GP practices in England are being given expanded direct access to diagnostic scans for patients with concerning symptoms but who fall outside the NICE guideline threshold for an urgent suspected cancer referral.
NHS England has announced that from this month every GP team will start to be able to directly order CT scans, ultrasounds or brain MRIs for selected patients. Data shows that around one in five cancer cases are detected after routine testing following referral to a hospital specialist and this means some people can wait much longer for a diagnosis.
The new scheme will allow GPs to order these checks directly with the aim of reducing wait times to as little as four weeks.
NHS England believes that this could free up “hundreds of thousands” of initial hospital appointments by reducing the need for a specialist consultation first – “boosting efforts to address the Covid backlog that have inevitably built up during the pandemic”.
It estimates that around 67,000 people usually diagnosed with cancer through non-urgent testing will be eligible for fast-tracking, with a better chance of early diagnosis when survival rates are higher.
Urgent cancer referrals have been at record levels since March 2021, with over a quarter of a million people (255,055) checked following an urgent GP referral in August – the highest number since records began.
Richard Evans, CEO of the Society of Radiographers, said: “Everyone working in health care knows that earlier diagnosis is key to improving outcomes for patients with cancer and many other conditions.
“The opportunity for primary care clinicians to refer cases that have concerning features directly for imaging could help to achieve an earlier diagnosis for many people and this has to be a good thing. It’s important that the growth in workforce is prioritised in order to support initiatives such as this”.
Professor Martin Marshall, Chair of the Royal College of GPs, commented: "GPs want to ensure timely diagnosis for their patients, so that those with cancer can receive the appropriate treatment, and those without can be reassured. This is why the College has long been calling for GPs to have better access to diagnostic testing in the community, and whilst the devil will be in the detail as to how it will work in practice, today’s announcement is a positive step.
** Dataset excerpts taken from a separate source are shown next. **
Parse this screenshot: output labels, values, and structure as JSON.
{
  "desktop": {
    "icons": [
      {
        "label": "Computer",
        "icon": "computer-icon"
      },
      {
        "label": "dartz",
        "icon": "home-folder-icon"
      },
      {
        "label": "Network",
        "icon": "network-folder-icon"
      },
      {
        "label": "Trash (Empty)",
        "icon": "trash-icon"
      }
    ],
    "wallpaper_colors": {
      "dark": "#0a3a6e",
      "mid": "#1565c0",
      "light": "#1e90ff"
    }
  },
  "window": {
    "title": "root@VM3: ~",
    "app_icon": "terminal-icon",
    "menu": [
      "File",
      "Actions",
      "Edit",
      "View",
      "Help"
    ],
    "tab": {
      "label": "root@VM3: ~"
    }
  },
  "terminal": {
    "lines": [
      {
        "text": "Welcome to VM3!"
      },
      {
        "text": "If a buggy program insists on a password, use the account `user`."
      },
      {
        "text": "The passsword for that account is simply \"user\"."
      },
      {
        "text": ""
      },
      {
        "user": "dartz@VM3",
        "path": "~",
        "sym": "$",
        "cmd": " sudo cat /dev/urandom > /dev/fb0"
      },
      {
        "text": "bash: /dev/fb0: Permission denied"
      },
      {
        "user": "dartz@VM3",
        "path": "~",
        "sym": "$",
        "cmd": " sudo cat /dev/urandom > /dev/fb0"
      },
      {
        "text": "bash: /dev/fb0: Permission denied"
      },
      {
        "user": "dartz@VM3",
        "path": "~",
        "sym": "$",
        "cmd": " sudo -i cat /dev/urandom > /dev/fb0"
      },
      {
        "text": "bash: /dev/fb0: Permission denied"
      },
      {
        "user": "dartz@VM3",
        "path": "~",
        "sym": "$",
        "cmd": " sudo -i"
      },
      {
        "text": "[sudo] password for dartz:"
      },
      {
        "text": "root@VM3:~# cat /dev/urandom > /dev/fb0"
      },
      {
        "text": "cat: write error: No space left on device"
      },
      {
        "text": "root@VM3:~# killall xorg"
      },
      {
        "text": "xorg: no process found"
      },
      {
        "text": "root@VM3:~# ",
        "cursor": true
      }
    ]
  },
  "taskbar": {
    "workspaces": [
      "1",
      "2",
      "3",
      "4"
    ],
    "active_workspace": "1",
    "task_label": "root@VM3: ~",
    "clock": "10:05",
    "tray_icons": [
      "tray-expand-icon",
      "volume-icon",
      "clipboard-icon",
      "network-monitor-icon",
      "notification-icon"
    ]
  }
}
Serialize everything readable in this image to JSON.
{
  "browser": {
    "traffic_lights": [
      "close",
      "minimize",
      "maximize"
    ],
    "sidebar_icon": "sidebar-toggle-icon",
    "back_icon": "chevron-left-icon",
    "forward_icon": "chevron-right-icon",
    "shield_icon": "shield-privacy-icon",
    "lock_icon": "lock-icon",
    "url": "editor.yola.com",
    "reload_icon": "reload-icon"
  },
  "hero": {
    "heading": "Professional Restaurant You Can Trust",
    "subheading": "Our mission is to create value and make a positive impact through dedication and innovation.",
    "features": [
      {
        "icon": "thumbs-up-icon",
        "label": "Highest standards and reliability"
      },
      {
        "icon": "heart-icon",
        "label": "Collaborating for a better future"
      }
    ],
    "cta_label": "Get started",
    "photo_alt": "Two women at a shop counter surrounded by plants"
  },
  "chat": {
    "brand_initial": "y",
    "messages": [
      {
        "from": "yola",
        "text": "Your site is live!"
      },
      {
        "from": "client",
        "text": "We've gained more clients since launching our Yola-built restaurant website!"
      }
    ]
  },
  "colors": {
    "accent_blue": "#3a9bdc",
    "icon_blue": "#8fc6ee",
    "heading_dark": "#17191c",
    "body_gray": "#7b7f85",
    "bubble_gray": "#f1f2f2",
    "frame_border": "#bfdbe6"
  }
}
“It will be vital that alongside direct access to diagnostics, GPs receive appropriate support and additional training to interpret the test results and that relevant IT systems used for booking tests are integrated into those that GPs already use. We also need assurances that diagnostic hubs are appropriately staffed to cope with increased demand for testing - and that safeguards are put in place to prevent this new system inadvertently adding to the workload of already over-stretched GP teams."